Institute of Historial Research Digital History Postgraduate Seminar: Information Extraction and Entity Linkage in Historical Crime Records (2020)
Abstract: This research seeks to discover and invent methodology to parse en-masse a subset of the British Library Newspapers set of digitised newspapers: crime reports in nineteenth century London. The goal of this research is to corroborate and augment the existing information in the Digital Panopticon, by using newspaper reports of police court hearings to shed light on the criminal justice processes that took place before a case made it to the Old Bailey, giving historians structured access to a valuable additional source of crime data. This presentation will cover the project’s progress so far, from initial named entity recognition and entity linkage experimentation, and the research currently being carried out to help alleviate some of the pitfalls of these processes.
Undergraduate Dissertation: “Triple Scoring: Scoring and ranking the truth of factual triples” (2018)

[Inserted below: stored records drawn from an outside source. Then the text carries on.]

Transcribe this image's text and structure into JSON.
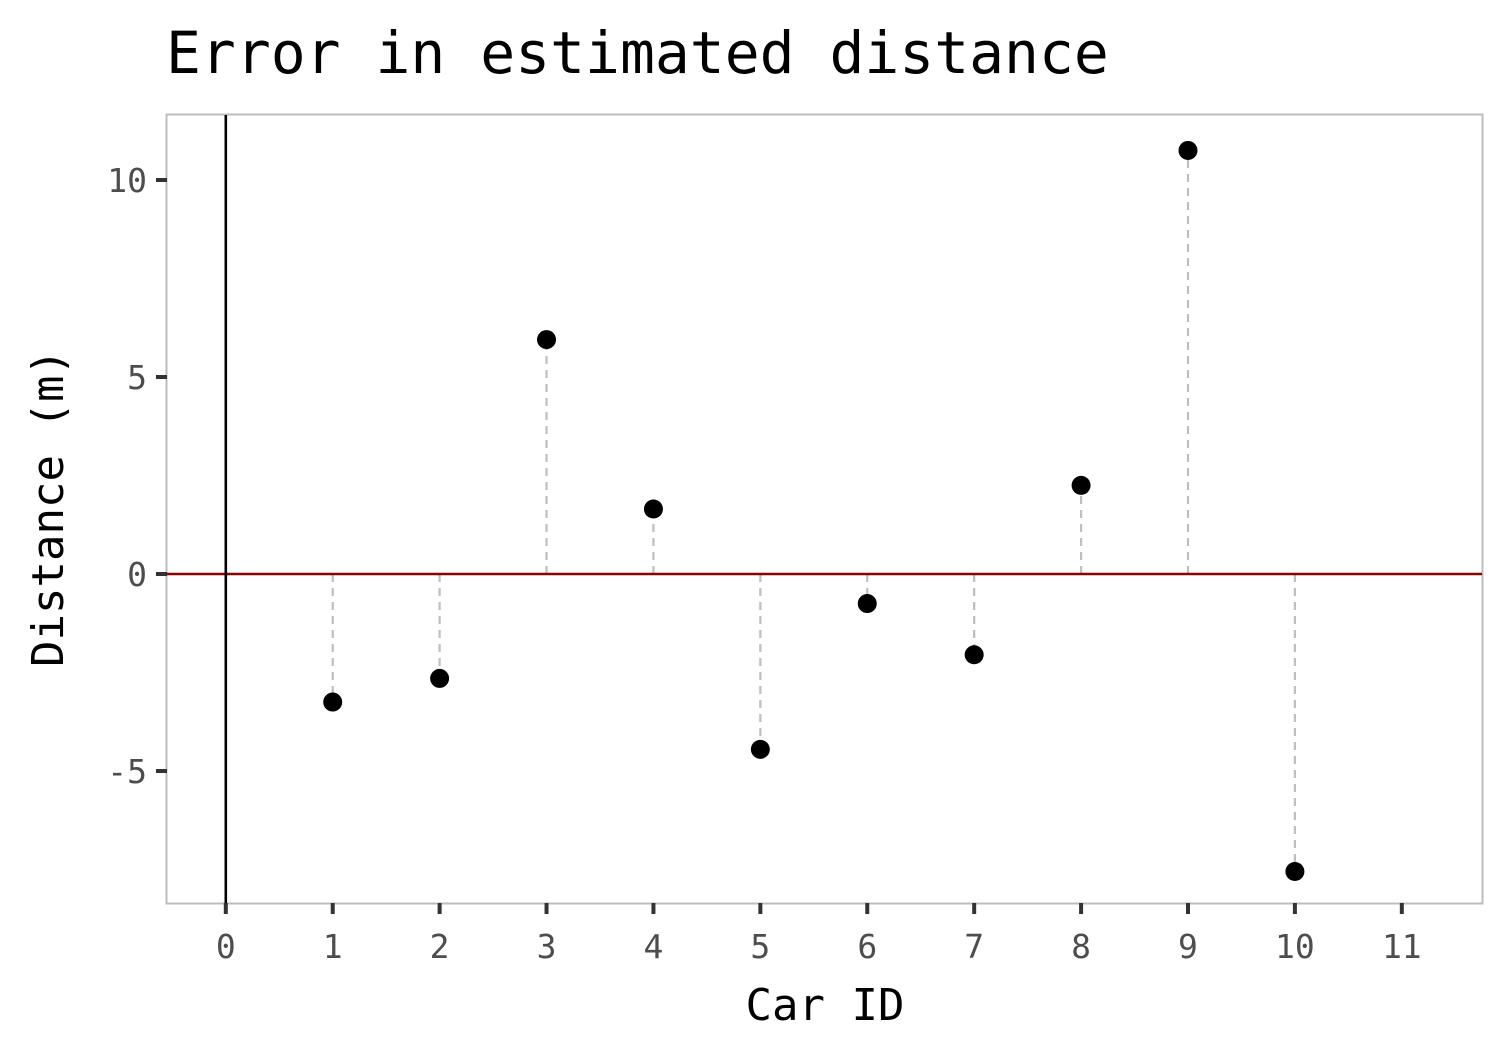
{
  "chart_data": {
    "type": "scatter",
    "title": "Error in estimated distance",
    "xlabel": "Car ID",
    "ylabel": "Distance (m)",
    "x": [
      1,
      2,
      3,
      4,
      5,
      6,
      7,
      8,
      9,
      10
    ],
    "y": [
      -3.25,
      -2.65,
      5.95,
      1.65,
      -4.45,
      -0.75,
      -2.05,
      2.25,
      10.75,
      -7.55
    ],
    "xlim": [
      -0.55,
      11.75
    ],
    "ylim": [
      -8.35,
      11.65
    ],
    "xticks": [
      0,
      1,
      2,
      3,
      4,
      5,
      6,
      7,
      8,
      9,
      10,
      11
    ],
    "yticks": [
      -5,
      0,
      5,
      10
    ],
    "xtick_labels": [
      "0",
      "1",
      "2",
      "3",
      "4",
      "5",
      "6",
      "7",
      "8",
      "9",
      "10",
      "11"
    ],
    "ytick_labels": [
      "-5",
      "0",
      "5",
      "10"
    ],
    "reference_lines": [
      {
        "orientation": "horizontal",
        "value": 0,
        "color": "#8b0000"
      },
      {
        "orientation": "vertical",
        "value": 0,
        "color": "#000000"
      }
    ],
    "segments": "dashed drop lines from each point to y = 0",
    "segment_color": "#bebebe",
    "point_color": "#000000",
    "grid": false,
    "legend": "none"
  }
}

Abstract: In a lot of cases, what we consider a fact essentially boils down to “x is y”. Facts such as “the sky is blue”, “space is cold”, “the universe is huge”, all essentially follow this format: subject-relation-object. This is advantageous, as it allows us to represent facts in a very mathematical way, one which can be parsed by a computer. This project aims to create a model that can assign a numeric truth score to a type-like relation triple. These triples take the form of (subject, relation, object), and can be used to represent a fact. In this project, a triple scoring model is designed for the WSDM Cup 2017 Triple Scoring task. The model utilises large corpora, and performs natural language processing and information retrieval techniques to corroborate and rank facts, culminating in a model that achieves an 8th place result out of a pool of 21 solutions.